Re: Kapetanios, Shin and Snell (2003)
Those are probably out of the original paper. NBURN is to give the process (which is started arbitrarily at 0) time to achieve something similar to its stationary distribution. Numbers like 50 and 100 are typical for that; 50 is probably fine. NDRAWS is arbitrary. 20000 is quite a few.
Re: Kapetanios, Shin and Snell (2003)
Thank you for answer Mr. Doan. When Gamma=0 Theta=0 case we could calculate size then?TomDoan wrote: ↑Wed Nov 20, 2024 7:25 am Those are probably out of the original paper. NBURN is to give the process (which is started arbitrarily at 0) time to achieve something similar to its stationary distribution. Numbers like 50 and 100 are typical for that; 50 is probably fine. NDRAWS is arbitrary. 20000 is quite a few.
Re: Kapetanios, Shin and Snell (2003)
That would be used to get the critical values. You pick the size(s) yourself.

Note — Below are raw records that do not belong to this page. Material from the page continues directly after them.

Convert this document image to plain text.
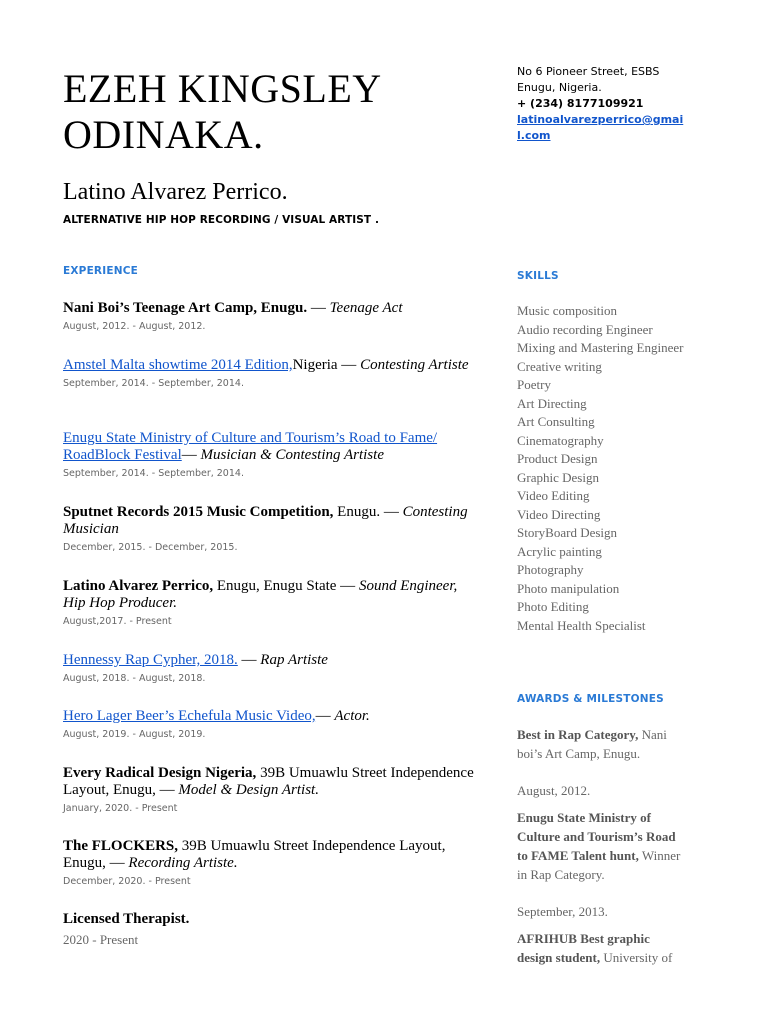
EZEH KINGSLEY
ODINAKA.
Latino Alvarez Perrico.
ALTERNATIVE HIP HOP RECORDING / VISUAL ARTIST .
No 6 Pioneer Street, ESBS
Enugu, Nigeria.
+ (234) 8177109921
latinoalvarezperrico@gmail.com
EXPERIENCE

Nani Boi’s Teenage Art Camp, Enugu. — Teenage Act

August, 2012. - August, 2012.

Amstel Malta showtime 2014 Edition,Nigeria — Contesting Artiste

September, 2014. - September, 2014.

Enugu State Ministry of Culture and Tourism’s Road to Fame/ RoadBlock Festival— Musician & Contesting Artiste

September, 2014. - September, 2014.

Sputnet Records 2015 Music Competition, Enugu. — Contesting Musician

December, 2015. - December, 2015.

Latino Alvarez Perrico, Enugu, Enugu State — Sound Engineer, Hip Hop Producer.

August,2017. - Present

Hennessy Rap Cypher, 2018. — Rap Artiste

August, 2018. - August, 2018.

Hero Lager Beer’s Echefula Music Video,— Actor.

August, 2019. - August, 2019.

Every Radical Design Nigeria, 39B Umuawlu Street Independence Layout, Enugu, — Model & Design Artist.

January, 2020. - Present

The FLOCKERS, 39B Umuawlu Street Independence Layout, Enugu, — Recording Artiste.

December, 2020. - Present

Licensed Therapist.

2020 - Present
SKILLS
Music composition
Audio recording Engineer
Mixing and Mastering Engineer
Creative writing
Poetry
Art Directing
Art Consulting
Cinematography
Product Design
Graphic Design
Video Editing
Video Directing
StoryBoard Design
Acrylic painting
Photography
Photo manipulation
Photo Editing
Mental Health Specialist
AWARDS & MILESTONES

Best in Rap Category, Nani boi’s Art Camp, Enugu.

August, 2012.

Enugu State Ministry of Culture and Tourism’s Road to FAME Talent hunt, Winner in Rap Category.

September, 2013.

AFRIHUB Best graphic design student, University of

Re: Kapetanios, Shin and Snell (2003)
I mean size properties calculations
size properties code could be as follow? or how could I correct the code?
*
* Kapetanios, Shin and Snell(2003), "Testing for a unit root in the
* nonlinear STAR framework", Journal of Econometrics, vol 112, 359-379.
*
* Size properties calculations
*
compute ndraws=20000
compute nburn=50
*
compute n=50
compute tcritical=-2.22
*
compute gamma=0.0
compute theta=0.0
*
compute nend=nburn+n
set y 1 nend = 0.0
set tnl 1 ndraws = 0.0
do draw=1,ndraws
set y 2 nend = y{1}+gamma*y{1}*(1-exp(-theta*y{1}^2))+%ran(1.0)
set ycubed = y{1}^3
set dy = y-y{1}
linreg(noprint) dy nburn+1 nburn+n
# ycubed
compute tnl(draw)=%tstats(1)
end do draw
sstats(mean) 1 ndraws (tnl<tcritical)>>power
disp "Size for N=" n "Gamma=" gamma "Theta=" theta power
Re: Kapetanios, Shin and Snell (2003)
You may be getting confused about terminology. With gamma=theta=0, you are simulating under the null (simple random walk). The tcritical value is what the authors came up with by doing just that, which (if it's the .05 level, which I believe it is) should reject roughly 5% of samples under the null. (That's basically by definition). Size is an attribute under the null---you pick the size you want and determine the critical value; power is an attribute under an alternative (gamma and theta are non-zero)---you use the critical value and see what percentage of samples reject.